Okay, my theory is this. On the way to the Critic’s Choice Awards, Lucy Hale’s dress tore between the bodice and the skirt. The only way to hold it up for the night was to..um…steal some of the chandeliers in the hotel lobby and use it as a belt. I can’t explain the bow, it shouldn’t be there.
Hot Priest goes fuschia, I’m into it.
I said this in my last round-up but Julia Butters is 10. TEN. She’s 10 and is already better dressed than almost everyone I know. Side note, is she wearing makeup? Why? Her skin is literally the most perfect it will ever be. Someone give that child some Micellar water.
I get Phoebe Waller-Bridge has her uniform so to speak, but I’d love to see her in this dress in another colour. But you know, that’s coming from someone who wears the same five outfits to work every week.
I will always love Nicole Kidman in Armani Prive.
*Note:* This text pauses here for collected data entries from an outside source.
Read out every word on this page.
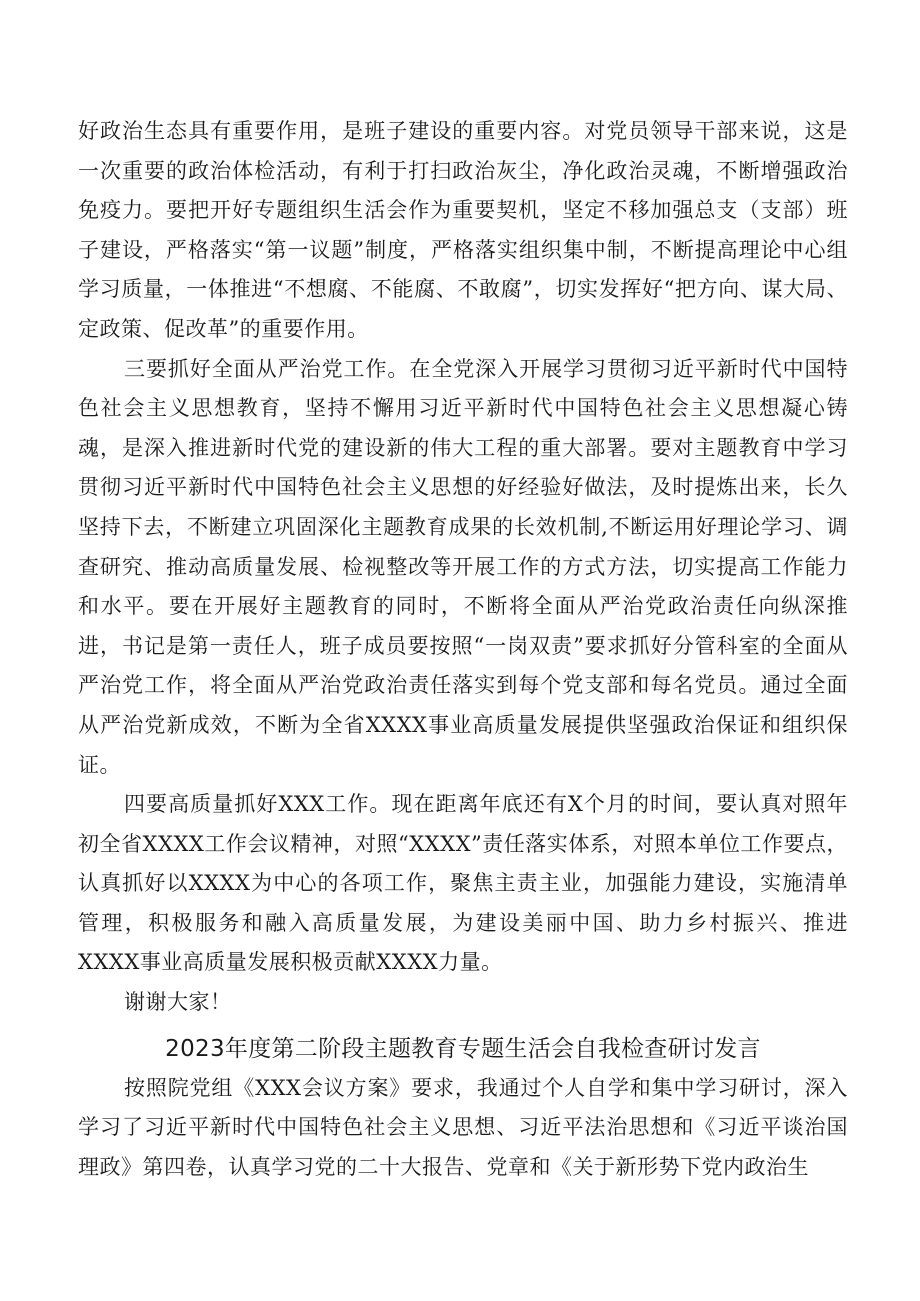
好政治生态具有重要作用，是班子建设的重要内容。对党员领导干部来说，这是一次重要的政治体检活动，有利于打扫政治灰尘，净化政治灵魂，不断增强政治免疫力。要把开好专题组织生活会作为重要契机，坚定不移加强总支（支部）班子建设，严格落实“第一议题”制度，严格落实组织集中制，不断提高理论中心组学习质量，一体推进“不想腐、不能腐、不敢腐”，切实发挥好“把方向、谋大局、定政策、促改革”的重要作用。

三要抓好全面从严治党工作。在全党深入开展学习贯彻习近平新时代中国特色社会主义思想教育，坚持不懈用习近平新时代中国特色社会主义思想凝心铸魂，是深入推进新时代党的建设新的伟大工程的重大部署。要对主题教育中学习贯彻习近平新时代中国特色社会主义思想的好经验好做法，及时提炼出来，长久坚持下去，不断建立巩固深化主题教育成果的长效机制,不断运用好理论学习、调查研究、推动高质量发展、检视整改等开展工作的方式方法，切实提高工作能力和水平。要在开展好主题教育的同时，不断将全面从严治党政治责任向纵深推进，书记是第一责任人，班子成员要按照“一岗双责”要求抓好分管科室的全面从严治党工作，将全面从严治党政治责任落实到每个党支部和每名党员。通过全面从严治党新成效，不断为全省XXXX事业高质量发展提供坚强政治保证和组织保证。

四要高质量抓好XXX工作。现在距离年底还有X个月的时间，要认真对照年初全省XXXX工作会议精神，对照“XXXX”责任落实体系，对照本单位工作要点，认真抓好以XXXX为中心的各项工作，聚焦主责主业，加强能力建设，实施清单管理，积极服务和融入高质量发展，为建设美丽中国、助力乡村振兴、推进XXXX事业高质量发展积极贡献XXXX力量。

谢谢大家！

2023年度第二阶段主题教育专题生活会自我检查研讨发言

按照院党组《XXX会议方案》要求，我通过个人自学和集中学习研讨，深入学习了习近平新时代中国特色社会主义思想、习近平法治思想和《习近平谈治国理政》第四卷，认真学习党的二十大报告、党章和《关于新形势下党内政治生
On a totally unrelated note I’m going to leave this link to the best ever toning shampoos here. But like I said, it’s unrelated.
Why is everyone obsessed with embellishing their right arm and their right arm only? What’s wrong with the left arm? Why doesn’t it get any sartorial love?
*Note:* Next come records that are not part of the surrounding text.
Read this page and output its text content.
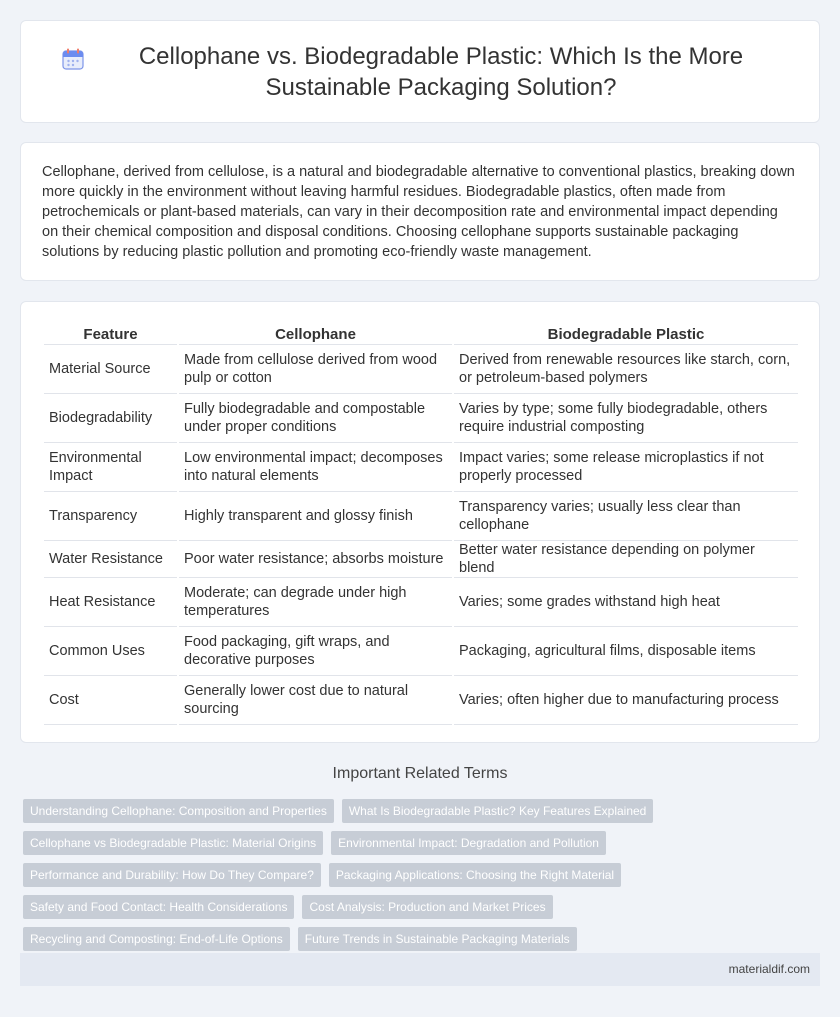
Cellophane vs. Biodegradable Plastic: Which Is the More Sustainable Packaging Solution?

Cellophane, derived from cellulose, is a natural and biodegradable alternative to conventional plastics, breaking down more quickly in the environment without leaving harmful residues. Biodegradable plastics, often made from petrochemicals or plant-based materials, can vary in their decomposition rate and environmental impact depending on their chemical composition and disposal conditions. Choosing cellophane supports sustainable packaging solutions by reducing plastic pollution and promoting eco-friendly waste management.

Feature	Cellophane	Biodegradable Plastic
Material Source	Made from cellulose derived from wood pulp or cotton	Derived from renewable resources like starch, corn, or petroleum-based polymers
Biodegradability	Fully biodegradable and compostable under proper conditions	Varies by type; some fully biodegradable, others require industrial composting
Environmental Impact	Low environmental impact; decomposes into natural elements	Impact varies; some release microplastics if not properly processed
Transparency	Highly transparent and glossy finish	Transparency varies; usually less clear than cellophane
Water Resistance	Poor water resistance; absorbs moisture	Better water resistance depending on polymer blend
Heat Resistance	Moderate; can degrade under high temperatures	Varies; some grades withstand high heat
Common Uses	Food packaging, gift wraps, and decorative purposes	Packaging, agricultural films, disposable items
Cost	Generally lower cost due to natural sourcing	Varies; often higher due to manufacturing process
Important Related Terms
Understanding Cellophane: Composition and Properties	What Is Biodegradable Plastic? Key Features Explained
Cellophane vs Biodegradable Plastic: Material Origins	Environmental Impact: Degradation and Pollution
Performance and Durability: How Do They Compare?	Packaging Applications: Choosing the Right Material
Safety and Food Contact: Health Considerations	Cost Analysis: Production and Market Prices
Recycling and Composting: End-of-Life Options	Future Trends in Sustainable Packaging Materials
materialdif.com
This is what I look like when my Dad decides the dress I’ve worn to a family wedding is too provocative for church and has forced me into his blazer.
From now on I only want to see men colour match their shoes to their suit pants. Also, the sunglasses on the red carpet is an absolute MOOD.
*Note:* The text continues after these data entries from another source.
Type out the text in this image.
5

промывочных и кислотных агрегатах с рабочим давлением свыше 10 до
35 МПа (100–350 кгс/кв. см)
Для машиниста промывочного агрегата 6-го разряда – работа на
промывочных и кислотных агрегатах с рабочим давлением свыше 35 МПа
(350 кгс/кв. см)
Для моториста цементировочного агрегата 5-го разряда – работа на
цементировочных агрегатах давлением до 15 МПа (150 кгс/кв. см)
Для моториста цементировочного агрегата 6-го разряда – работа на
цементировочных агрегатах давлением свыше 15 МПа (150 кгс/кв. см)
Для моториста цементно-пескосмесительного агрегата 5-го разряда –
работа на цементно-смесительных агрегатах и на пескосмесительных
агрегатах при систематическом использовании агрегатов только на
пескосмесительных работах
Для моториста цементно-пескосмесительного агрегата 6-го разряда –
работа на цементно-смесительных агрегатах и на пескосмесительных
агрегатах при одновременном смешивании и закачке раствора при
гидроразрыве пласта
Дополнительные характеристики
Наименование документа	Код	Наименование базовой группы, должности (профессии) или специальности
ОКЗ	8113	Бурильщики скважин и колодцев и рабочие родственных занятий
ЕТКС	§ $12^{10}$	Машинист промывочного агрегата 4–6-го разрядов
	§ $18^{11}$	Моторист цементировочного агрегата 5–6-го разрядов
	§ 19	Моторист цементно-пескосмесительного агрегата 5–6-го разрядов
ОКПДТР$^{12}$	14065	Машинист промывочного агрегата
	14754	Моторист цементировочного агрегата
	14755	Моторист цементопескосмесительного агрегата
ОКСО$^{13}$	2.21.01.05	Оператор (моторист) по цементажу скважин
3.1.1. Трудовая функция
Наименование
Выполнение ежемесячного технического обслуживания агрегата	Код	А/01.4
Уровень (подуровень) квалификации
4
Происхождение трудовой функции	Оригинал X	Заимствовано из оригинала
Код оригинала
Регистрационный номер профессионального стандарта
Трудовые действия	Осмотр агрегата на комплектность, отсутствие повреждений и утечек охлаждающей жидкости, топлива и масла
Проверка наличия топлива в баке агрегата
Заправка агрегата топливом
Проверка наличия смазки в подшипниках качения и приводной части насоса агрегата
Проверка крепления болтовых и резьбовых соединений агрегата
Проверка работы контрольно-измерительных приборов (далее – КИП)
Just a big ball of sunshine and I love it. The end.
Oh, Mandy. Mandy, Mandy, Mandy. This look was so close to being my favourite but the weird vampiric cut of that cape upsets me.
A Yuletide disco ball, but make it fashion.
I will forever be in love with a pink and red colour combo (see here for evidence). But for the love of fashion, why didn’t any steam Beanie Feldstein’s dress before she wore it? Those aren’t car creases my friend. That little number has never seen a steamer in its life.
I’m a real big bird yellow convert. I could never wear it but maybe that’s why I love it so much. The heart wants what it can’t have and all that.
My 14-year-old self would be blown away by this bit of side-fringe representation on the red carpet. My 24-year-old self is blown away by the cheekiness of this frock.
Pretty sure I saw this at the Museum of Contemporary Art just last week.
Joey and Beanie are going to have a lot to talk about tonight re their crumpled dresses. Creases aside, this is my favourite tin foil dress ever. I don’t know, something about the corset waist and the hem make me happy.
You can only see the sleeves on Kaitlyn Dever’s dress if you squint really hard. Of course, that begs the question, what’s the point?
In what is supposed to be J Lo’s most well-regarded award season yet, why is her stylist letting her, and more importantly us, down again?
What did we tell you about tangerine?
Kelly, babe, now is not the time to cosplay as Morticia Adams.
Janet, those are my Mum’s dishwashing gloves and I don’t think she’d be happy to find out you took them.
IDK who this is, but I’m glad she caught our notes about tangerine and blush ombre dresses.
This look is so romantic it makes me want to watch The Notebook and forget that Ryan Gosling and Rachel McAdams actually hate each other.
I don’t for a minute believe that is Bridget Jones, but I do love that timeless silhouette she’s wearing.
Gwendoline is wearing Dior Men and personally, I think she’s wearing it better than anyone else ever would.
Who stole the bottom of Jharrel’s blazer?
Is that a mini dress on the red carpet? On someone who’s not a supermodel? We stan.
This look is sculpted perfection. I never want to see her wear anything else but this dress, yep even in Riverdale.
Milo Ventimiglia is wearing the skin of my childhood velvet teddy as a jacket and I want him arrested.